Kendisine yapılan muameleyi değiştirmek için insan kaynakları uzmanı olma yolunda ilerlediğini ifade eden Nadia, Paris’te büyük şirketlerde çalışmaya başladığında da başörtüsünü çıkarmasının istendiğini aktararak “Kimliğimin bir parçasını reddetmek zorundaymışım gibi hissettim.” dedi.
Nadia, 2015 saldırıları sonrası oluşan ortam, “ayrılıkçılık” etrafındaki siyasi söylemler ve sokakta başörtüsüne yönelik hakaretler nedeniyle Brexit’ten kısa süre önce İngiltere’ye göç etmeye karar verdiğini aktardı.
Halen Londra’da çok uluslu bir şirketin insan kaynakları biriminde çalışan Nadia, gelecekte Fransa’daki ailesinin yanına dönmek istediğini belirterek “Gelecekte umarım, İslam ve başörtüsü kamusal tartışmaların bir parçası olmayacak.” ifadesini kullandı.
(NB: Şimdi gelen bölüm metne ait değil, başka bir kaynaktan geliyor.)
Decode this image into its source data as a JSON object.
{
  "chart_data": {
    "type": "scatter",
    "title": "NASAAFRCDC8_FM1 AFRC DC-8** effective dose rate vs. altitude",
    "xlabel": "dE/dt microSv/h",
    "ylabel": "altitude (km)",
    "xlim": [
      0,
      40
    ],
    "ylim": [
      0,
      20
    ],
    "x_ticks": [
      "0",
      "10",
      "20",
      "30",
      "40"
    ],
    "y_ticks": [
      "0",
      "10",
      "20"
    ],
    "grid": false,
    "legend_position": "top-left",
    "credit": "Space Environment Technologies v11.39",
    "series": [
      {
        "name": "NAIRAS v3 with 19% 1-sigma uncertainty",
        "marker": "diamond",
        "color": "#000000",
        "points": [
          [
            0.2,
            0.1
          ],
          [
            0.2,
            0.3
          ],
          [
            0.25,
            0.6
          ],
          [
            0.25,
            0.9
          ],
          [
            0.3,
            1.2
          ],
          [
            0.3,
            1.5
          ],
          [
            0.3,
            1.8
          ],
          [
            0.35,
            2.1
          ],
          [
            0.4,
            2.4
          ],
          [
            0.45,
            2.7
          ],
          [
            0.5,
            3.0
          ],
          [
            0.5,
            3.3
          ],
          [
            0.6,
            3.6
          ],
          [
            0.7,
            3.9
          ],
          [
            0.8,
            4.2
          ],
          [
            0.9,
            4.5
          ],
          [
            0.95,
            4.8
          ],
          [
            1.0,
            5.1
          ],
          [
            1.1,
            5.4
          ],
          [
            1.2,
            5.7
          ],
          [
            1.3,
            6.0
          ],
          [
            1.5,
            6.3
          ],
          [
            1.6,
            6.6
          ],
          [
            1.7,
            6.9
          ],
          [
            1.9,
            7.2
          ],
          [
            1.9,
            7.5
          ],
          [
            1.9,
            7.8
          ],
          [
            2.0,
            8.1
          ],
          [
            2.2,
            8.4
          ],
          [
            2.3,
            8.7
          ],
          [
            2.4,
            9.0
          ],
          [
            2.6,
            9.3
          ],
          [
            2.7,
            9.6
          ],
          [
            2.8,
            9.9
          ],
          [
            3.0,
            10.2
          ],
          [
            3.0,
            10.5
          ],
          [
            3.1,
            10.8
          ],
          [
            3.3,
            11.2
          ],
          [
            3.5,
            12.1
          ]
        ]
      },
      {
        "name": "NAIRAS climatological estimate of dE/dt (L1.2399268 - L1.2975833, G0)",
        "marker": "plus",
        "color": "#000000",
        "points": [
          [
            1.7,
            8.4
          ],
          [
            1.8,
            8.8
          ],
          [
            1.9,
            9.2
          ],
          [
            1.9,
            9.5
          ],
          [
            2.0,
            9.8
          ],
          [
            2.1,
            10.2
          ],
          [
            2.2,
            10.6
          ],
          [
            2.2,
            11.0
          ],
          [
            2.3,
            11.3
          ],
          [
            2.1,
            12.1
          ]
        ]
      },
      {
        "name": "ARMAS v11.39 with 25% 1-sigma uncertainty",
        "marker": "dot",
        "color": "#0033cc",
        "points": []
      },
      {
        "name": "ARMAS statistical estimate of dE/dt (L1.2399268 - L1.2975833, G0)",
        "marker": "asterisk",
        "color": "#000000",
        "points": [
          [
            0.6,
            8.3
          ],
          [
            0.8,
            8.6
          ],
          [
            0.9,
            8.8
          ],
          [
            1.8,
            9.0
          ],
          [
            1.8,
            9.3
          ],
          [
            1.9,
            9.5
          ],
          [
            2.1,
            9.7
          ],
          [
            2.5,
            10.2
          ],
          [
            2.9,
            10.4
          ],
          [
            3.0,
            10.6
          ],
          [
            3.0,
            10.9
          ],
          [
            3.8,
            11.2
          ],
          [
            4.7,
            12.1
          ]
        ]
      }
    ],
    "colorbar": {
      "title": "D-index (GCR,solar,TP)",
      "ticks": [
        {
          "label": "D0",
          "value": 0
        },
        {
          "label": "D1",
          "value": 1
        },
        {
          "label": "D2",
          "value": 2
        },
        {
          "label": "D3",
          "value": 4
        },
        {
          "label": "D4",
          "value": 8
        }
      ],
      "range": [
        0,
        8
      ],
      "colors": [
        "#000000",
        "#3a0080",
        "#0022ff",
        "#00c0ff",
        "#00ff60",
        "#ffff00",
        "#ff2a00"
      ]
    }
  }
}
Öte yandan JDD’nin 16 Şubat’ta, “Erdoğan’ın ülkesine sığınan genç Fransız Müslümanlar” başlığıyla yayımladığı haberde, Fransa’dan, Müslüman olmaları nedeniyle yaşadıkları baskıdan kaçarak Türkiye’ye gelen eğitimli, girişimci ve üretken Müslümanlar konu alınmış, Türkiye’nin uzun zamandır bu kişileri cezbettiği belirtilmişti.